Il Contesto Più Ampio: Sviluppo dell’IA e la Dinamica USA-Cina
Le preoccupazioni che circondano DeepSeek, e il più ampio dibattito sulla privacy dei dati dell’IA, sono inestricabilmente legate alla rapida accelerazione dello sviluppo globale dell’IA e alla percepita corsa agli armamenti dell’IA tra Stati Uniti e Cina. Questo contesto geopolitico aggiunge un altro livello di complessità alla questione, alimentando le ansie sulla sicurezza nazionale e il potenziale uso improprio delle tecnologie AI.
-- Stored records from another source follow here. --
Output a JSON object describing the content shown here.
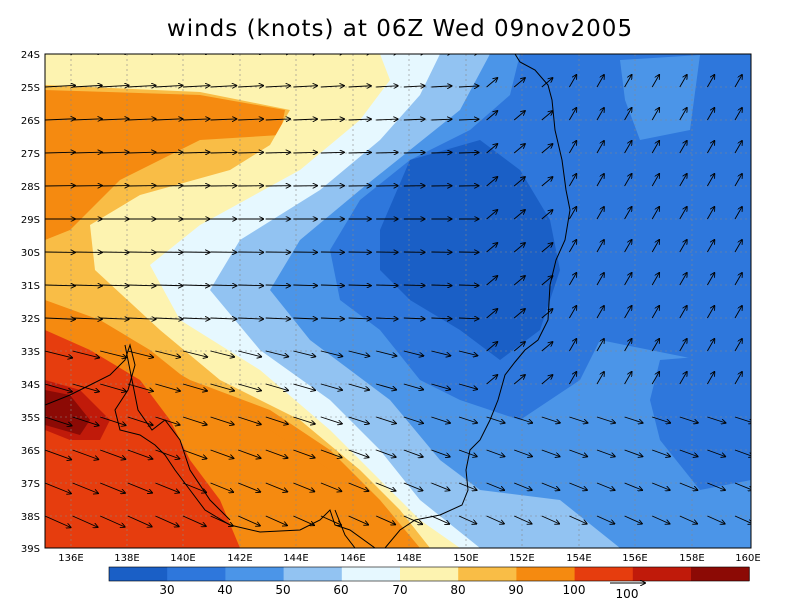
{
  "title": "winds (knots) at 06Z Wed 09nov2005",
  "lat_labels": [
    "24S",
    "25S",
    "26S",
    "27S",
    "28S",
    "29S",
    "30S",
    "31S",
    "32S",
    "33S",
    "34S",
    "35S",
    "36S",
    "37S",
    "38S",
    "39S"
  ],
  "lon_labels": [
    "136E",
    "138E",
    "140E",
    "142E",
    "144E",
    "146E",
    "148E",
    "150E",
    "152E",
    "154E",
    "156E",
    "158E",
    "160E"
  ],
  "colorbar": {
    "labels": [
      "30",
      "40",
      "50",
      "60",
      "70",
      "80",
      "90",
      "100"
    ],
    "colors": [
      "#1a5fc6",
      "#2e77dc",
      "#4b95e8",
      "#92c3f2",
      "#e6f8ff",
      "#fdf3b0",
      "#f9bd46",
      "#f58a10",
      "#e63d0e",
      "#c01a0a",
      "#8c0a05"
    ]
  },
  "reference_vector": {
    "label": "100"
  },
  "map_extent": {
    "lon_min": 135,
    "lon_max": 160,
    "lat_min": -39,
    "lat_max": -24
  },
  "shading_levels": [
    30,
    40,
    50,
    60,
    70,
    80,
    90,
    100
  ]
}
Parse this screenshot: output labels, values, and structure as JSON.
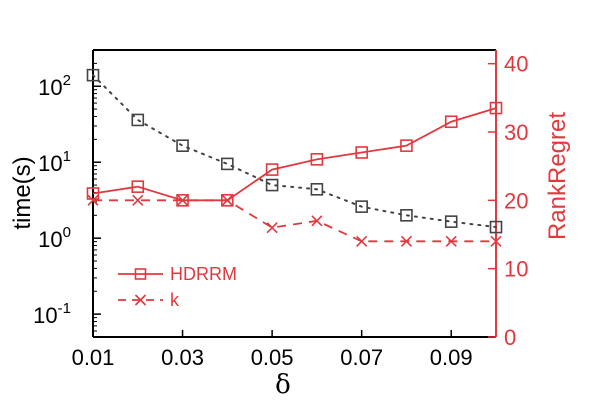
{
  "chart_data": {
    "type": "line",
    "xlabel": "δ",
    "ylabel_left": "time(s)",
    "ylabel_right": "RankRegret",
    "x": [
      0.01,
      0.02,
      0.03,
      0.04,
      0.05,
      0.06,
      0.07,
      0.08,
      0.09,
      0.1
    ],
    "xticks": [
      "0.01",
      "0.03",
      "0.05",
      "0.07",
      "0.09"
    ],
    "xtick_values": [
      0.01,
      0.03,
      0.05,
      0.07,
      0.09
    ],
    "xlim": [
      0.01,
      0.1
    ],
    "left_axis": {
      "scale": "log",
      "ylim": [
        0.05,
        300
      ],
      "ticks": [
        {
          "value": 0.1,
          "base": "10",
          "exp": "-1"
        },
        {
          "value": 1,
          "base": "10",
          "exp": "0"
        },
        {
          "value": 10,
          "base": "10",
          "exp": "1"
        },
        {
          "value": 100,
          "base": "10",
          "exp": "2"
        }
      ]
    },
    "right_axis": {
      "scale": "linear",
      "ylim": [
        0,
        42
      ],
      "ticks": [
        "0",
        "10",
        "20",
        "30",
        "40"
      ],
      "tick_values": [
        0,
        10,
        20,
        30,
        40
      ]
    },
    "series": [
      {
        "axis": "left",
        "style": "dotted",
        "marker": "square",
        "color": "#444444",
        "values": [
          140,
          36,
          16.5,
          9.5,
          5.0,
          4.4,
          2.6,
          2.0,
          1.65,
          1.4
        ]
      },
      {
        "axis": "right",
        "name": "HDRRM",
        "style": "solid",
        "marker": "square",
        "color": "#e0393e",
        "values": [
          21,
          22,
          20,
          20,
          24.5,
          26,
          27,
          28,
          31.5,
          33.5
        ]
      },
      {
        "axis": "right",
        "name": "k",
        "style": "dashed",
        "marker": "x",
        "color": "#e0393e",
        "values": [
          20,
          20,
          20,
          20,
          16,
          17,
          14,
          14,
          14,
          14
        ]
      }
    ],
    "legend_position": "bottom-left",
    "grid": false,
    "colors": {
      "left_axis": "#000000",
      "right_axis": "#e0393e",
      "black_series": "#444444"
    }
  }
}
I risultati dello studio Surfshark, tuttavia, servono come un promemoria cruciale che le preoccupazioni sulla privacy dei dati non sono limitate ai modelli di intelligenza artificiale sviluppati in paesi specifici. Il raccoglitore di dati più eclatante tra i popolari chatbot analizzati è, in effetti, un’applicazione con sede negli Stati Uniti. Ciò sottolinea la necessità di un approccio più sfumato e completo alla privacy dei dati dell’IA, che trascenda i confini nazionali e si concentri sulle pratiche delle singole aziende e sulle garanzie che implementano. È imperativo che gli utenti siano informati sulle pratiche di raccolta dati degli strumenti di intelligenza artificiale che utilizzano, indipendentemente dalla loro origine, e che vengano messe in atto solide normative per proteggere la privacy degli utenti nel panorama dell’IA in rapida evoluzione. L’attenzione dovrebbe essere rivolta alla definizione di standard chiari per la raccolta, l’utilizzo e la condivisione dei dati, garantendo la trasparenza e il controllo dell’utente e ritenendo le aziende responsabili delle loro pratiche in materia di dati.